Me quedé a ver el reportaje del viernes pasado en el programa REC-Reporteros Cuatro, bajo el título ¿sabemos lo que comemos?, porque el tema me resultaba muy interesante. La periodista que conducía el espacio partía de los cinco alimentos más consumidos en España, a saber: cerdo, leche, pan, huevos, tomate, etc. e hizo un seguimiento a cada uno de ellos desde su origen hasta su llegada al consumidor, para recabar después el análisis del experto sobre su calidad o entredicho.
Sobre el cerdo: Cataluña es la primera productora en España, con granjas que realizan una selección genética y se supone que producen lo más barato a la mayor calidad. Actualmente el 70% de la carne es magra. Esta industria maneja costes altos, el cerdo se alimenta con soja transgénica, de hecho esta carne debería tener color ojo, no blanco.
Sobre la leche: se visita una gran factoría productora, en este caso la marca Asturiana, una de las mejor consideradas en España (creo yo). Muestran sus procesos de fabricación, y dan a entender que hay distintas leches en el mercado con distintos precios, que revelan su nivel de calidad.
Sobre el pan: Se imita el proceso artesanal, pero hoy todos sabemos que el pan no dura nada, pues está sometido a situaciones ambientales y a su propio y alterado proceso de fabricación. El pan es un producto que pierde la etiqueta y nadie conoce su origen… antes duraba una semana entera.
Sobre el tomate: Se muestra la comarca productora de Almería, en la propia lonja, con la subasta oferta/demanda, donde se ilustra sobre los controles de calidad, sobre un tomate que suele tener sabor, al menos eso dicen de la producción nacional. Muestran experimentos para seleccionar genéticamente al tomate. Siempre nos quedará el tomate Raff…

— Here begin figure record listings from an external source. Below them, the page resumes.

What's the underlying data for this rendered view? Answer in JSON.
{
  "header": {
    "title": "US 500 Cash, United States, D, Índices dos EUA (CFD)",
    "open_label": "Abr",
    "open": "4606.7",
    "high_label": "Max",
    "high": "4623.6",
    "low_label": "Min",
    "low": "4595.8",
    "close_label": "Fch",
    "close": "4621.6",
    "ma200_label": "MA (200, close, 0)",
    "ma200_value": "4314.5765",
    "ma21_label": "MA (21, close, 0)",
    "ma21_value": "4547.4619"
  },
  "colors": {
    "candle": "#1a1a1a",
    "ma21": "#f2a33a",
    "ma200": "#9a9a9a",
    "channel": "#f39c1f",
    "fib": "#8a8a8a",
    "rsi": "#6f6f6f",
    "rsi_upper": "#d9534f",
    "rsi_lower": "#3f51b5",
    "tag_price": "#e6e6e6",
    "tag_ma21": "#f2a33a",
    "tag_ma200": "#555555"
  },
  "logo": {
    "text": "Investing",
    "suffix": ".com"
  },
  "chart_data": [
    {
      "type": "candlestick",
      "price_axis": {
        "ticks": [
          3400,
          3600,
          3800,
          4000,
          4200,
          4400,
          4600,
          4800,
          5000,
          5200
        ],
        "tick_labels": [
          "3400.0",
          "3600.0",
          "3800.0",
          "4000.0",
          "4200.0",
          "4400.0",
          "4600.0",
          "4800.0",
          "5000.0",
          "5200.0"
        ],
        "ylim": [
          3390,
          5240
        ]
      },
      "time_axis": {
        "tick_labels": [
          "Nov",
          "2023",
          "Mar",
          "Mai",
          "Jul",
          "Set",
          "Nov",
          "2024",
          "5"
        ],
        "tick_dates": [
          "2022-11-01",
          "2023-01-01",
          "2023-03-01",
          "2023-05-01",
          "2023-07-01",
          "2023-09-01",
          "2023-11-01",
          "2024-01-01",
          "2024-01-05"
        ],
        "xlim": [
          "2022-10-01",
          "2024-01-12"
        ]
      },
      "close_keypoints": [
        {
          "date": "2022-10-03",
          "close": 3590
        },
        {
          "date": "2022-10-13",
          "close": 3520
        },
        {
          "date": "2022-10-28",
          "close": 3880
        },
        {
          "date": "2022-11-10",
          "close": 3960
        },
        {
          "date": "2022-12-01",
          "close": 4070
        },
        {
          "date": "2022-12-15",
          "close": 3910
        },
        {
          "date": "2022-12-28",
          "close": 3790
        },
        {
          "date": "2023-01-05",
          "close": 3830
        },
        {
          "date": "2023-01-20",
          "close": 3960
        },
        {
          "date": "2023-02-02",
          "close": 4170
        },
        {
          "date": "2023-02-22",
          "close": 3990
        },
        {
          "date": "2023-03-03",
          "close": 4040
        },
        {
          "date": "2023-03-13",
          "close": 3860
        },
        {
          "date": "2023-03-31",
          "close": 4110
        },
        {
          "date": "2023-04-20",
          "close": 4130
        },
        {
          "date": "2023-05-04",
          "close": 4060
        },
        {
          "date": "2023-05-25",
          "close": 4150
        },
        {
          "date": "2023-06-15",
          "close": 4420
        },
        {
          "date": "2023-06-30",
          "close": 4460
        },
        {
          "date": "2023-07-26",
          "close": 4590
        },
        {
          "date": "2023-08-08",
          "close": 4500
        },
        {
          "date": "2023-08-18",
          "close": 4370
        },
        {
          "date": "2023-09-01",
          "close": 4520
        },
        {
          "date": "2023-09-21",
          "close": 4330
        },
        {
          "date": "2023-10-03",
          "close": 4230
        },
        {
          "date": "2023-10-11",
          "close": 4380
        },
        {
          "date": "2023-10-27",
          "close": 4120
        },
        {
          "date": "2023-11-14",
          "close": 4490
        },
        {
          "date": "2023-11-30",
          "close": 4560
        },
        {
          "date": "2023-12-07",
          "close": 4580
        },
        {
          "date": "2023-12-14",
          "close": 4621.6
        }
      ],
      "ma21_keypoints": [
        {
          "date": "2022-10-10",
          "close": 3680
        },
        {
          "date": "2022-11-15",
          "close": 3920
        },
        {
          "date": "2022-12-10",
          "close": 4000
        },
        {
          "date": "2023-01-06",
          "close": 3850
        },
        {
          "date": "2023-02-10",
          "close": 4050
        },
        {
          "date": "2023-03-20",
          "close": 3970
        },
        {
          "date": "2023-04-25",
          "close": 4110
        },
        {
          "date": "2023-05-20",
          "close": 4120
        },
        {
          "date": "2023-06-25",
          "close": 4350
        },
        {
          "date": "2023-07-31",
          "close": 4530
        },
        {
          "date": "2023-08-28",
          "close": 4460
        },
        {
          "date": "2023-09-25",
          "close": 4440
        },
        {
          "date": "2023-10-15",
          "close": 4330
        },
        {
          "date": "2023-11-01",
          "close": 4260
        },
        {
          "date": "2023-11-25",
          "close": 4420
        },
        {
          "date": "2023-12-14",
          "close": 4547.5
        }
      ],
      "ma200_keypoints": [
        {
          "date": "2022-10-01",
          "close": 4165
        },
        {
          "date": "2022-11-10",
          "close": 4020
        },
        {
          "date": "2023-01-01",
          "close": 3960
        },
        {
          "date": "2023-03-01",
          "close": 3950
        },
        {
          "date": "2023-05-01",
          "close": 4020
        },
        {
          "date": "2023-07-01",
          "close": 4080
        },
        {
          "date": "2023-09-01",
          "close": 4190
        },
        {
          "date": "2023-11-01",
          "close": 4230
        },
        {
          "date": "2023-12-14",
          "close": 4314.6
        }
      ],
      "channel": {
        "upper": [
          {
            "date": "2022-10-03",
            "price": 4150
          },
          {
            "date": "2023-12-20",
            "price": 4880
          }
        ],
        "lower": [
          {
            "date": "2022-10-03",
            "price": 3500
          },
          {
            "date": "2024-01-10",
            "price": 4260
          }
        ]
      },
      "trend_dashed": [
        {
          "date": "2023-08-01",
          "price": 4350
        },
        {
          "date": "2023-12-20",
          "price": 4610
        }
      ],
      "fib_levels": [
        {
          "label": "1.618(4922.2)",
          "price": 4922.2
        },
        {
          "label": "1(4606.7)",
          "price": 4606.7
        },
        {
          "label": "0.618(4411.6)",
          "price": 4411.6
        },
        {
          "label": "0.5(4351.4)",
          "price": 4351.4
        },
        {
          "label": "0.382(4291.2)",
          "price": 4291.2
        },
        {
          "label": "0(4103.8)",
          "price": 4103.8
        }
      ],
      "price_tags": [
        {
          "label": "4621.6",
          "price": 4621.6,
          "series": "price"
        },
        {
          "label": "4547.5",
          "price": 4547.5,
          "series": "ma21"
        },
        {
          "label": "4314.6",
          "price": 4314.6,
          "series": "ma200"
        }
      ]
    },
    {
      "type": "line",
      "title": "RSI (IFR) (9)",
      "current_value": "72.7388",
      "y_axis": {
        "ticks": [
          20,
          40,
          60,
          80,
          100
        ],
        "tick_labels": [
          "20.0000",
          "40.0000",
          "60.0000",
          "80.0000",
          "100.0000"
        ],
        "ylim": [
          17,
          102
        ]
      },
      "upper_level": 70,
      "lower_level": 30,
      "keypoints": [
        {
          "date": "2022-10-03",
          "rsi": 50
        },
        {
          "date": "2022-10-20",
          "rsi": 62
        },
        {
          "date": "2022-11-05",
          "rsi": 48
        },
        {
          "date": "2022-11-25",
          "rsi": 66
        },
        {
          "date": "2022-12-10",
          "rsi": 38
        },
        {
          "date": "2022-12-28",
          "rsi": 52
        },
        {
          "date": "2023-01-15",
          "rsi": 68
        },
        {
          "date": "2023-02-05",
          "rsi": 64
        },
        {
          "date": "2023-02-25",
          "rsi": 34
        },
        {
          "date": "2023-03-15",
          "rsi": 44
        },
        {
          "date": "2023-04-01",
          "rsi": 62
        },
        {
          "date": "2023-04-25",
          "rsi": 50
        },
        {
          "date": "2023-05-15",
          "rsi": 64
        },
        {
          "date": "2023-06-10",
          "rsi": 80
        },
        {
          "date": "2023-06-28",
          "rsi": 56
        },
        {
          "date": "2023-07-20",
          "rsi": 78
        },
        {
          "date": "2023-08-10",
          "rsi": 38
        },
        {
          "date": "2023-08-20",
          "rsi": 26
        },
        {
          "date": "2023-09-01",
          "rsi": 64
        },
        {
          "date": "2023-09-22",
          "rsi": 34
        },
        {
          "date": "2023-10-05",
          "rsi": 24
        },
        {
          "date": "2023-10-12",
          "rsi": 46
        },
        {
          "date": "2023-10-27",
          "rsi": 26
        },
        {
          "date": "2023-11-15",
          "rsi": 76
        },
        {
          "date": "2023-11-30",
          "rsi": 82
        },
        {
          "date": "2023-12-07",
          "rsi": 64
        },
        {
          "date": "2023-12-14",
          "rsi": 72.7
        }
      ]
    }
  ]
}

Sobre los huevos: es difícil acceder a las granjas, hay que buscarse un ‘enchufe’. Algo tendrán que esconder…. No obstante consiguen visitar una explotación, con naves adaptadas a la normativa europea y otras tradicionales. Los huevos tienen su clasificación en función del peso (a gallinas más viejas, huevos más grandes y viceversa) y en función de la vida de las gallinas: ecológicos, camperos, de suelo y de jaula. Ellos dicen que no ‘maltratan’ a las gallinas. Esta granja garantiza la calidad.
Sobre la ecología: No hay que olvidar el movimiento contrario, que consiste en comprar a explotaciones ecológicas, de proximidad. Lo que es bueno para nosotros es bueno para la tierra (buena frase). Así, los compradores recuperan calidad y sabor, muy importante.